Expérimentant avec la photo, la 3D ou même le glitch art, l’artiste Nicolas Jenot imagine la machine – et donc l’appareil photo – comme un organisme doté d’un regard et d’un corps. Une représentation organique du médium le poussant à explorer sa matière cachée.
Corps abstraits déformés par des glitchs, corps de lumière s’enfonçant dans l’obscurité, embrassades dissimulées par des pixels et chaleur humaine révélée par la caméra thermique, silhouettes fantasmagoriques, écrins d’une mémoire fragmentée… Dans les œuvres de Nicolas Jenot, les représentations demeurent floues, la réalité énigmatique. Travaillant avec la photographie, la vidéo et la 3D, l’artiste diplômé des Gobelins s’est ensuite formé à l’université Paris 8. Là-bas, il découvre une approche plus théorique du médium, et s’intéresse particulièrement à la notion de phénoménologie (un courant de pensée dont l’objectif est d’observer et décrire le sens attribué à une expérience à partir de la conscience qu’en a le sujet qui la vit, ndlr). « J’étais particulièrement fasciné par l’approche de la perception de Maurice Merleau-Ponty. Dans son livre L’œil et l’esprit, il indique : “L’énigme tient en ceci que mon corps est à la fois voyant et visible”. Un œil, oui, mais surtout un corps qui nous permet de prolonger notre regard. Grâce à nos souvenirs, nos attentes, nos fantasmes, nous agissons sur notre vision pour la rendre active, vivante, personnelle, unique. Il insiste sur le fait que s’il y a regard, c’est bien parce qu’il y a corps. Les deux sont indissociables », explique-t-il.

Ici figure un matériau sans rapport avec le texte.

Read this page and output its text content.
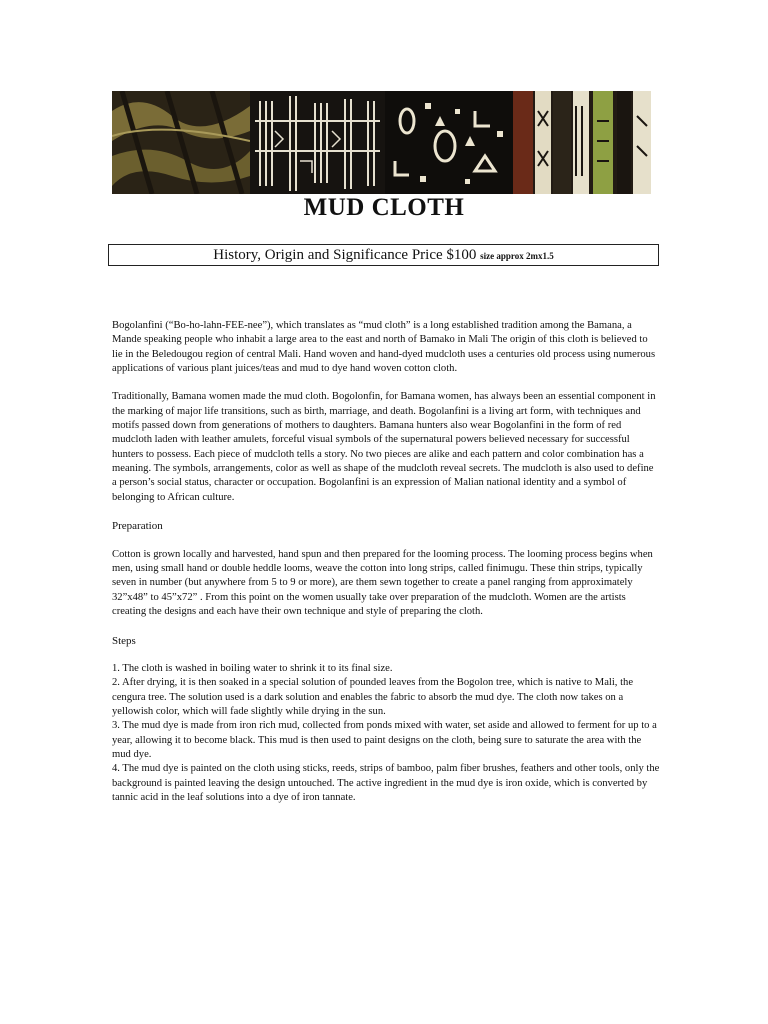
MUD CLOTH
History, Origin and Significance Price $100 size approx 2mx1.5

Bogolanfini (“Bo-ho-lahn-FEE-nee”), which translates as “mud cloth” is a long established tradition among the Bamana, a Mande speaking people who inhabit a large area to the east and north of Bamako in Mali The origin of this cloth is believed to lie in the Beledougou region of central Mali. Hand woven and hand-dyed mudcloth uses a centuries old process using numerous applications of various plant juices/teas and mud to dye hand woven cotton cloth.

Traditionally, Bamana women made the mud cloth. Bogolonfin, for Bamana women, has always been an essential component in the marking of major life transitions, such as birth, marriage, and death. Bogolanfini is a living art form, with techniques and motifs passed down from generations of mothers to daughters. Bamana hunters also wear Bogolanfini in the form of red mudcloth laden with leather amulets, forceful visual symbols of the supernatural powers believed necessary for successful hunters to possess. Each piece of mudcloth tells a story. No two pieces are alike and each pattern and color combination has a meaning. The symbols, arrangements, color as well as shape of the mudcloth reveal secrets. The mudcloth is also used to define a person’s social status, character or occupation. Bogolanfini is an expression of Malian national identity and a symbol of belonging to African culture.

Preparation

Cotton is grown locally and harvested, hand spun and then prepared for the looming process. The looming process begins when men, using small hand or double heddle looms, weave the cotton into long strips, called finimugu. These thin strips, typically seven in number (but anywhere from 5 to 9 or more), are them sewn together to create a panel ranging from approximately 32”x48” to 45”x72” . From this point on the women usually take over preparation of the mudcloth. Women are the artists creating the designs and each have their own technique and style of preparing the cloth.

Steps

1. The cloth is washed in boiling water to shrink it to its final size.

2. After drying, it is then soaked in a special solution of pounded leaves from the Bogolon tree, which is native to Mali, the cengura tree. The solution used is a dark solution and enables the fabric to absorb the mud dye. The cloth now takes on a yellowish color, which will fade slightly while drying in the sun.

3. The mud dye is made from iron rich mud, collected from ponds mixed with water, set aside and allowed to ferment for up to a year, allowing it to become black. This mud is then used to paint designs on the cloth, being sure to saturate the area with the mud dye.

4. The mud dye is painted on the cloth using sticks, reeds, strips of bamboo, palm fiber brushes, feathers and other tools, only the background is painted leaving the design untouched. The active ingredient in the mud dye is iron oxide, which is converted by tannic acid in the leaf solutions into a dye of iron tannate.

Passionné dès son plus jeune âge par les déformations du réel et l’impact de notre propre expérience sur la vérité, Nicolas Jenot se nourrit ainsi de cette pensée pour l’associer au 8e art. Car si l’objectif de l’appareil peut être perçu comme un œil, comment peut-on envisager son corps ? Quel est-il, et comment influence-t-il la manière de « voir » du boîtier ? Partant de cette image chimérique d’une machine organique, il envisage l’appareil photo non plus « comme un simple exécutant, mais comme un organisme complexe qui impacte l’image ». Un être à part entière, laissant, lui aussi, les traces de son passé, de ses biais sur les images qu’il fige et donne à voir.

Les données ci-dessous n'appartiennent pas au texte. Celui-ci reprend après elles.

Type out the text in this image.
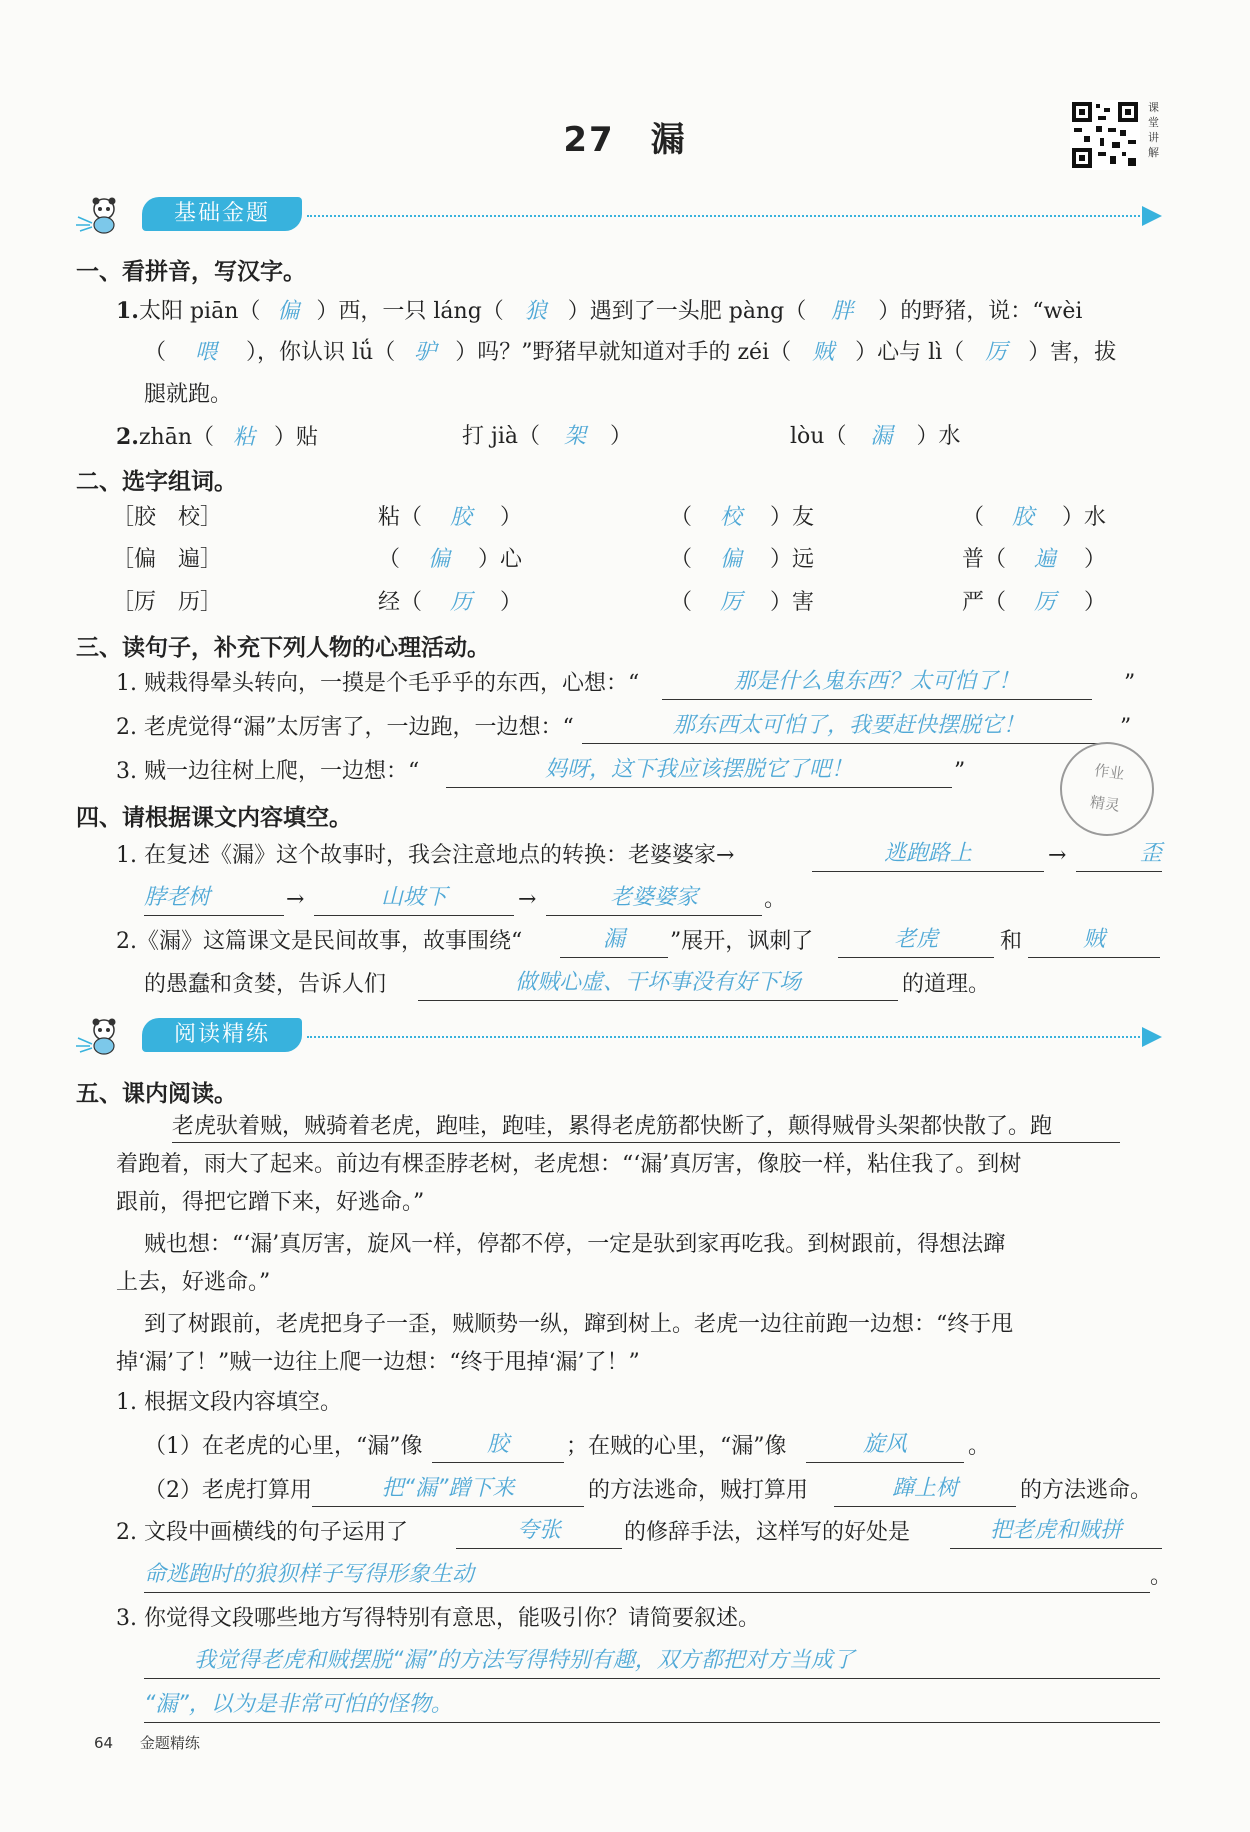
27 漏
课堂讲解
基础金题
一、看拼音，写汉字。
1.太阳 piān（ 偏 ）西，一只 láng（ 狼 ）遇到了一头肥 pàng（ 胖 ）的野猪，说：“wèi
（ 喂 ），你认识 lǘ（ 驴 ）吗？”野猪早就知道对手的 zéi（ 贼 ）心与 lì（ 厉 ）害，拔
腿就跑。
2.zhān（ 粘 ）贴	打 jià（ 架 ）	lòu（ 漏 ）水
二、选字组词。
［胶　校］	粘（ 胶 ）	（ 校 ）友	（ 胶 ）水
［偏　遍］	（ 偏 ）心	（ 偏 ）远	普（ 遍 ）
［厉　历］	经（ 历 ）	（ 厉 ）害	严（ 厉 ）
三、读句子，补充下列人物的心理活动。
1. 贼栽得晕头转向，一摸是个毛乎乎的东西，心想：“	那是什么鬼东西？太可怕了！	”
2. 老虎觉得“漏”太厉害了，一边跑，一边想：“	那东西太可怕了，我要赶快摆脱它！	”
3. 贼一边往树上爬，一边想：“	妈呀，这下我应该摆脱它了吧！	”	作业
精灵
四、请根据课文内容填空。
1. 在复述《漏》这个故事时，我会注意地点的转换：老婆婆家→	逃跑路上	→	歪
脖老树	→	山坡下	→	老婆婆家	。
2.《漏》这篇课文是民间故事，故事围绕“	漏	”展开，讽刺了	老虎	和	贼
的愚蠢和贪婪，告诉人们	做贼心虚、干坏事没有好下场	的道理。
阅读精练
五、课内阅读。
老虎驮着贼，贼骑着老虎，跑哇，跑哇，累得老虎筋都快断了，颠得贼骨头架都快散了。跑
着跑着，雨大了起来。前边有棵歪脖老树，老虎想：“‘漏’真厉害，像胶一样，粘住我了。到树
跟前，得把它蹭下来，好逃命。”
贼也想：“‘漏’真厉害，旋风一样，停都不停，一定是驮到家再吃我。到树跟前，得想法蹿
上去，好逃命。”
到了树跟前，老虎把身子一歪，贼顺势一纵，蹿到树上。老虎一边往前跑一边想：“终于甩
掉‘漏’了！”贼一边往上爬一边想：“终于甩掉‘漏’了！”
1. 根据文段内容填空。
（1）在老虎的心里，“漏”像	胶	；在贼的心里，“漏”像	旋风	。
（2）老虎打算用	把“漏”蹭下来	的方法逃命，贼打算用	蹿上树	的方法逃命。
2. 文段中画横线的句子运用了	夸张	的修辞手法，这样写的好处是	把老虎和贼拼
命逃跑时的狼狈样子写得形象生动	。
3. 你觉得文段哪些地方写得特别有意思，能吸引你？请简要叙述。
我觉得老虎和贼摆脱“漏”的方法写得特别有趣，双方都把对方当成了
“漏”，以为是非常可怕的怪物。
64 金题精练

Créer une expérience poétique
Au cœur de cette exploration, une autre théorie, celle de l’ingénieur en génie électrique Claude Shannon, qui soutient que « dans chaque information transmise, il y a forcément du bruit véhiculé ». Des bugs, des déformations parasites qui indiquent la présence d’une altération. Comme une émotion venant casser la perfection. « Il suffit donc de s’écarter d’une pratique normative pour apercevoir la diversité possible de l’image photographique. Constitutive de celle-ci, la matière est présente, mais rendue invisible volontairement. Tout l’enjeu est alors de la faire surgir. La mauvaise utilisation et l’accident permettent alors de révéler la sensibilité des machines », poursuit Nicolas Jenot. Alors, pour parvenir à ancrer ce qui ne peut pas être dévoilé, il fait des déformations, des bugs son outil de travail. Couleurs vives, grains, artefacts numériques nourrissent ses créations, pour déployer le plein potentiel du médium, tout en « créant une expérience poétique ». Jouant avec les nuances et les matières, les pixels et la lisibilité qu’ils nous ôtent, l’artiste propose une preuve du « corps de l’appareil ».
À l’heure où les avancées technologiques gomment ces défauts qui encapsulent l’incarnation pour « effacer nos appareils », l’auteur n’hésite pas à se plonger dans les ratés, dans l’imperfection qu’on laisse habituellement de côté. Celle qui contamine les images, rend rugueuses les représentations du réel. « J’essaie d’observer les déformations et transformations que provoquent ces bugs. Non plus les exclure, mais leur laisser place. Cette matière est une sorte d’argile, parfois difficile à saisir, que je tente de sculpter », confie-t-il. Adepte du glitch art, Nicolas Jenot se réapproprie les nuances pour souligner la température des corps comme les codes sources pour venir travailler la matière de l’intérieur, retournant ses viscères pour que seules les sensations subsistent. Celles que nos propres yeux peinent à saisir et qui pourtant existent, nous touchent et nous submergent – « le désir et l’affect », par exemple. Univers hybride où les corps visibles des êtres s’entremêlent à ceux imperceptibles des machines, le monde créé par Nicolas Jenot s’impose comme un territoire à part. Un territoire qui déchire l’enveloppe du réel pour faire l’éloge de la défectuosité. Comme pour nous inviter à repenser l’impact de la perfection sur le visible. Comme pour inscrire dans le temps ces déficiences qui s’imposent comme des preuves de notre existence.